ニコライ・フョードロフによるレクチャー「プティパ~クラシック・バレエ黄金時代の幕開け」

 ご存じの通り、フョードロフはボリショイのかつてのプリンシパルで、友佳理さんのおつれあいですが、現在はほとんどバレエ史家のようになってます。なんかワガノワ(スクールでなく)の著作権管理かなにかをやってたりとか、いろいろ謎の人(笑)。今回の一連のプティパシリーズについては振付指導もしてますし、企画段階から彼の手腕がいろいろ発揮されていたのでは、と思います。とにかく1時間じゃ足りない、いくらでも喋るよ! という前のめりの60分( ̄▽ ̄)。目黒でのバレエ劇ではバレエ裏方史的な話が多かったですが、今回はプティパの一生を辿るお話。

 まあ既にそんなに覚えてはいないんですが( ̄▽ ̄)、印象に残ったところで言うと、ロシアに行くまでとロシアに行ってから結構長いこと「うだつの上がらない人」だったということですね。お兄ちゃん(ダンサー)の人気が高すぎて目立たないというか。契約する先契約する先どんどん倒産しちゃうし、ダンサーとしてもこれ以上は出世しないのが自分でもわかっちゃうくらい。知人のつてを頼ってロシアに売り込みをかけたらロシアから招待状が来て、それに「プティパ様」とファーストネームが書いてなかったので、兄の方だろうけど書いてないし! ちょっとでも若い方が仕事があるだろうし! てわけで5歳サバよんでロシアに行って契約したはいいけど、ロシア側でも「あれ?」って思って、そのうちにまあこれ以上は成功しないよなって双方が思ったという。でもパントマイムに秀でていたので、そっち方面で人気が上がって首がつながったというのは目黒でも語られた通り。ちなみに、5歳サバよんでた件は、生誕100年だかなんだかでロシアで記念行事をやるためにマルセイユに出生証明書を請求して初めてわかったとか( ̄▽ ̄)。

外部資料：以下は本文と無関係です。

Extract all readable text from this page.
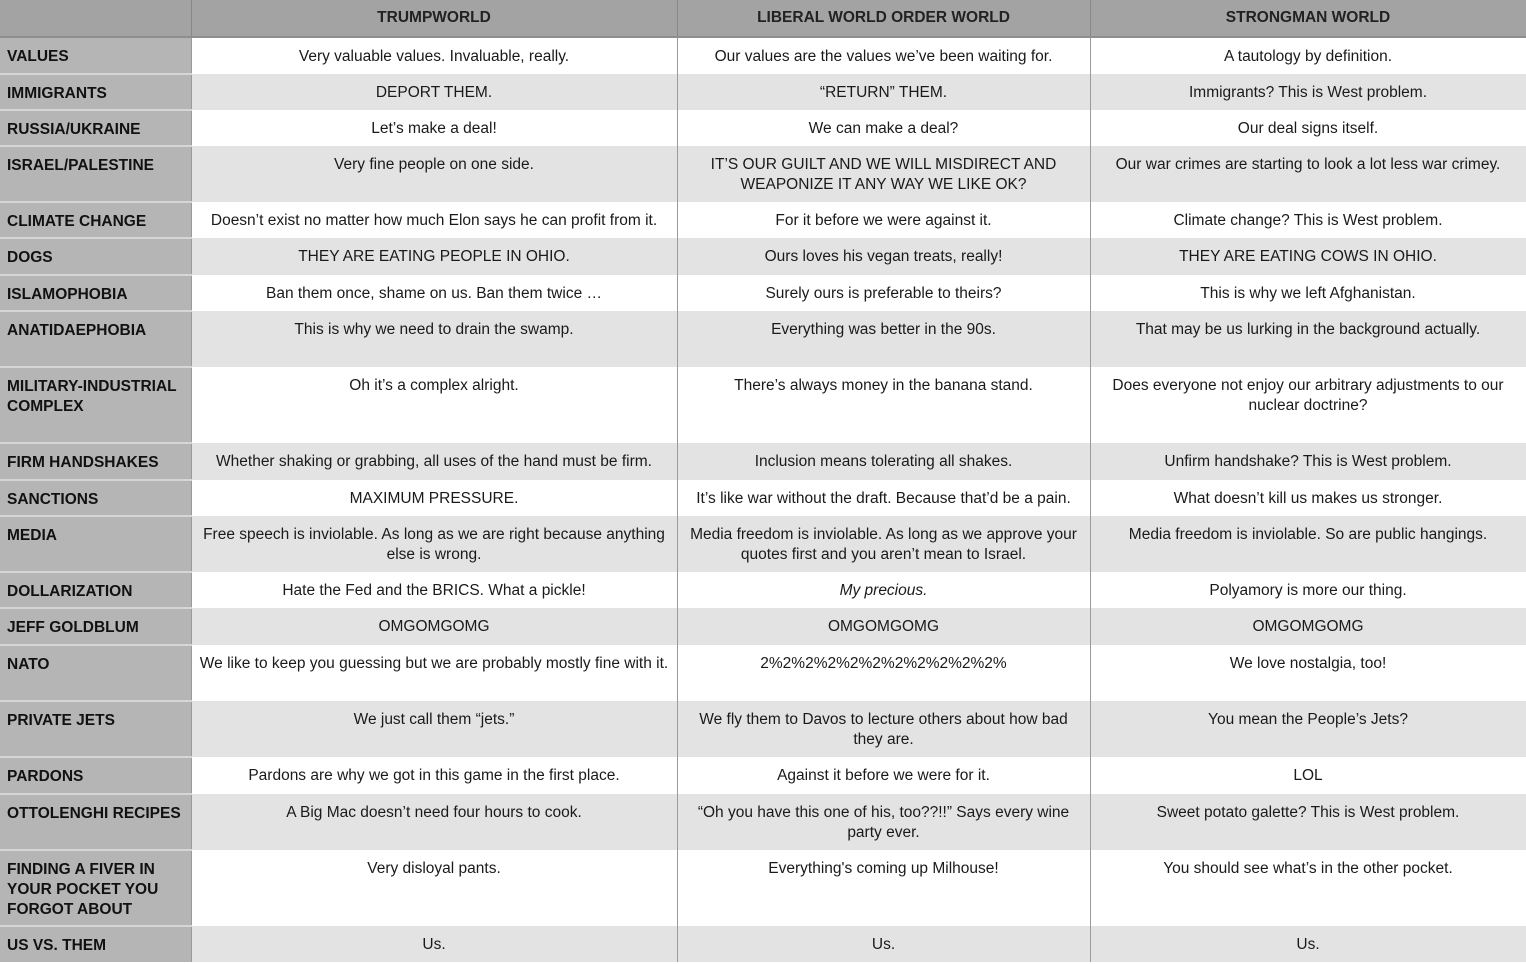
	TRUMPWORLD	LIBERAL WORLD ORDER WORLD	STRONGMAN WORLD
VALUES	Very valuable values. Invaluable, really.	Our values are the values we’ve been waiting for.	A tautology by definition.
IMMIGRANTS	DEPORT THEM.	“RETURN” THEM.	Immigrants? This is West problem.
RUSSIA/UKRAINE	Let’s make a deal!	We can make a deal?	Our deal signs itself.
ISRAEL/PALESTINE	Very fine people on one side.	IT’S OUR GUILT AND WE WILL MISDIRECT AND WEAPONIZE IT ANY WAY WE LIKE OK?	Our war crimes are starting to look a lot less war crimey.
CLIMATE CHANGE	Doesn’t exist no matter how much Elon says he can profit from it.	For it before we were against it.	Climate change? This is West problem.
DOGS	THEY ARE EATING PEOPLE IN OHIO.	Ours loves his vegan treats, really!	THEY ARE EATING COWS IN OHIO.
ISLAMOPHOBIA	Ban them once, shame on us. Ban them twice …	Surely ours is preferable to theirs?	This is why we left Afghanistan.
ANATIDAEPHOBIA	This is why we need to drain the swamp.	Everything was better in the 90s.	That may be us lurking in the background actually.
MILITARY-INDUSTRIAL COMPLEX	Oh it’s a complex alright.	There’s always money in the banana stand.	Does everyone not enjoy our arbitrary adjustments to our nuclear doctrine?
FIRM HANDSHAKES	Whether shaking or grabbing, all uses of the hand must be firm.	Inclusion means tolerating all shakes.	Unfirm handshake? This is West problem.
SANCTIONS	MAXIMUM PRESSURE.	It’s like war without the draft. Because that’d be a pain.	What doesn’t kill us makes us stronger.
MEDIA	Free speech is inviolable. As long as we are right because anything else is wrong.	Media freedom is inviolable. As long as we approve your quotes first and you aren’t mean to Israel.	Media freedom is inviolable. So are public hangings.
DOLLARIZATION	Hate the Fed and the BRICS. What a pickle!	My precious.	Polyamory is more our thing.
JEFF GOLDBLUM	OMGOMGOMG	OMGOMGOMG	OMGOMGOMG
NATO	We like to keep you guessing but we are probably mostly fine with it.	2%2%2%2%2%2%2%2%2%2%2%	We love nostalgia, too!
PRIVATE JETS	We just call them “jets.”	We fly them to Davos to lecture others about how bad they are.	You mean the People’s Jets?
PARDONS	Pardons are why we got in this game in the first place.	Against it before we were for it.	LOL
OTTOLENGHI RECIPES	A Big Mac doesn’t need four hours to cook.	“Oh you have this one of his, too??!!” Says every wine party ever.	Sweet potato galette? This is West problem.
FINDING A FIVER IN YOUR POCKET YOU FORGOT ABOUT	Very disloyal pants.	Everything's coming up Milhouse!	You should see what’s in the other pocket.
US VS. THEM	Us.	Us.	Us.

のんきだなあ。

 そんなプティパですが、監督就任後もダンサーには人気があったそうで。その後、劇場総帥に軍人が就任し、彼とトラブルになって結局劇場を追われるわけですが、この時の公演のエピソードも面白かったんですが、詳しくは忘れちゃった(笑)。でも「私を追い出そうとしてる!」って息巻いたときにすでに80過ぎてるからなあ。いやそもそも総帥の方針もムチャクチャなんだけど。

 で、「benefit公演」と言っていたかと思いますが、「記念公演」についての在り方のお話もありました。今回の横浜のプティパガラはまさにその形式に則っていて、最後にプティパの肖像が映し出され、一同その功績をたたえるというものでした。「ほほう、これがそうか」と思ったのですが、思い返せばベジャールの追悼公演の時も同じ形式でしたな。ロシアではこうした「記念公演」がいろいろあるというお話であったと思います。

 質疑応答で、32回転について質問した方がいらっさいました。それによると、プティパは技をひけらかすタイプを非常に嫌っていて、現在のように32回転がいろんな演目で行われるのは、後世につけ加えられていったのではないかとのことでした。「プティパってば、最後は32回転させときゃいいと思ってんだろー」と思っていたのはワタクシによる冤罪でした。ごめんね、プティパ( ̄▽ ̄)。そんで、ロシア人で初めて32回転をやったのはクシシェンスカヤだということで、目黒でのクシシェンスカヤdisが回収されたなー、と思ったけどもしかして再disだったのかしらん。

 あ、あとこれは目黒での方の話で思い出したんですが、「プティパ」という名前は「プティ・パ」つまり「小さいパ」だっていうのは、言われるまで全然気がつきませんでしたのん。